To answer your questions:This type of mechanism can be fit into smaller locomotives while keeping a larger motor. It also takes less space inside of the model for gear towers, so the whole thing is heavier. What makes you say it is more problem-prone?The trucks will be printed, but the gears will all be machined from delrin and brass, from off-the-shelf components. The pickup plates will be etched, and I will be designing a special tool that presses the points in it at adjustable intervals.
Will you be able to make Nn3 mechanisms (new trucks would be the only difference) for "standard gauge" locomotives, such as the WP&Y's DL535Es, the Army MRS units, and many export units? I'd love to have a bunch of RSD mechs for the early Atlas/Kato RS-3 bodies, instead of having to use MT Z SD40-2s.
Thanks Dave! How about the wheels themselves?If you were to use the Kato NW2 unit, the spur gears were prone to cracking and slipping in the shaft. That Kato motor is quite a bit smaller than the standard N scale Kato motor, but it has only a 3-pole skewed armature. Some modelers turn their noses at 3-pole motors. But if the power unit will be made by you then it shouldn't have that problem. Also, if you were to orient the motor so the flat sides are vertical then you could make even a narrower chassis.

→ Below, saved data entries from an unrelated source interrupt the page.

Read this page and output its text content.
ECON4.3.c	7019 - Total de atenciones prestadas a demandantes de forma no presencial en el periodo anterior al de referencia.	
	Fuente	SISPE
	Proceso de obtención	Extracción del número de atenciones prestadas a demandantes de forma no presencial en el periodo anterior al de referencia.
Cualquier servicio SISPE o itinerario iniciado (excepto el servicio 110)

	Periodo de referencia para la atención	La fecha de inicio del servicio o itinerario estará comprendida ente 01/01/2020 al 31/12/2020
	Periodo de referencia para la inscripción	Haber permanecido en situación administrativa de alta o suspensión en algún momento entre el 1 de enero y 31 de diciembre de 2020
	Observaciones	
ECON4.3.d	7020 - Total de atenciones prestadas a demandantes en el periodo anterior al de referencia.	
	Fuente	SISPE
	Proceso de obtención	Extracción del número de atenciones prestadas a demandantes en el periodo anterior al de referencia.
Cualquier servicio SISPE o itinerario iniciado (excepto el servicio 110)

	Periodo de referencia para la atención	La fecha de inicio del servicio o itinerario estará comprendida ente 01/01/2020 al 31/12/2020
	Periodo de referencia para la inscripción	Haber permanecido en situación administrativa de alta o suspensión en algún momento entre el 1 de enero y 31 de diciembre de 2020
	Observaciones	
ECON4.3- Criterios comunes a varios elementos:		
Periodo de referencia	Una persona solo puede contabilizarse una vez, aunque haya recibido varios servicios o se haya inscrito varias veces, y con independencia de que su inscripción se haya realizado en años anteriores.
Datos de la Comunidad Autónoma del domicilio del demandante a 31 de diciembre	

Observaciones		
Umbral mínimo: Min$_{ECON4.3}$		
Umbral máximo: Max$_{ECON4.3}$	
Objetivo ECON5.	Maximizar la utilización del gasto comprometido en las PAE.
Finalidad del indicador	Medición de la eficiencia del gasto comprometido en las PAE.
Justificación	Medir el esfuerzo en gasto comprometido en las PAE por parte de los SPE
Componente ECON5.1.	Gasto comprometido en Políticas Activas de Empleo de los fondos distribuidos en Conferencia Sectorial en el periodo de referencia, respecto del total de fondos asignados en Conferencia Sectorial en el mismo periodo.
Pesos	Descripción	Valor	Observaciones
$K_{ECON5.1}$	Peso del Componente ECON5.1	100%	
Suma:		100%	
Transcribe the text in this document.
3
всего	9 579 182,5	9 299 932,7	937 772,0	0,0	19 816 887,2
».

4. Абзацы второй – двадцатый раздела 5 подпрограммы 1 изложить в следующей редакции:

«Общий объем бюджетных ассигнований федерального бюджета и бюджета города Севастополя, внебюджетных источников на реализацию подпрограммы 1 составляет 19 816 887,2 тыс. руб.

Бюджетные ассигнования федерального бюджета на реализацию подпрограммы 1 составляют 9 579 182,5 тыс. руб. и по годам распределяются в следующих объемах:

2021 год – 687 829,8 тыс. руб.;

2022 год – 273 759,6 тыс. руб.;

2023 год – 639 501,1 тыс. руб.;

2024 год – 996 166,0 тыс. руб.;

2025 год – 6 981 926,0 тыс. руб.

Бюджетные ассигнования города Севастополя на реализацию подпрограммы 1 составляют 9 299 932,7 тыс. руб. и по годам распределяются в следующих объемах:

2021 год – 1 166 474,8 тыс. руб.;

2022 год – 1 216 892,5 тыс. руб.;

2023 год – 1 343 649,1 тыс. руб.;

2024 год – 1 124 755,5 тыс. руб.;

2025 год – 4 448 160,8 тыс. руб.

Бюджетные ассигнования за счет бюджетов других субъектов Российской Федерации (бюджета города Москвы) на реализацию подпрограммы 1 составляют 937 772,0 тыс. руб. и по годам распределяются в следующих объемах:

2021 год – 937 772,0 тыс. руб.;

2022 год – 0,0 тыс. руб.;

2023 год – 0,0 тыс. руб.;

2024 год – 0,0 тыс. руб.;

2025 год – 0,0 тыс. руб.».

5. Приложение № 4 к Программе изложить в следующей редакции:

David,What module gears are you planning to use? Standard N Scale stuff uses mod 0.3, but if you go to mod 0.2, you can get about a 40% speed reduction, which will let the motor rev higher, and get much more low-end power.It won't harm the top speed running at all, because typical "Kato geared" stuff always runs way too fast at full voltage anyway.I bring all this up now because I know from experience how much better a low-geared driveline works. I'm not proposingyou gear these down to the super-low speeds I tend to like in my own engines. I'm just suggesting that with mod 0.2 gears, it would be a lot easier to build mechanisms that top out around 60-70 mph at 12 volts, which is ideal for model railroad use.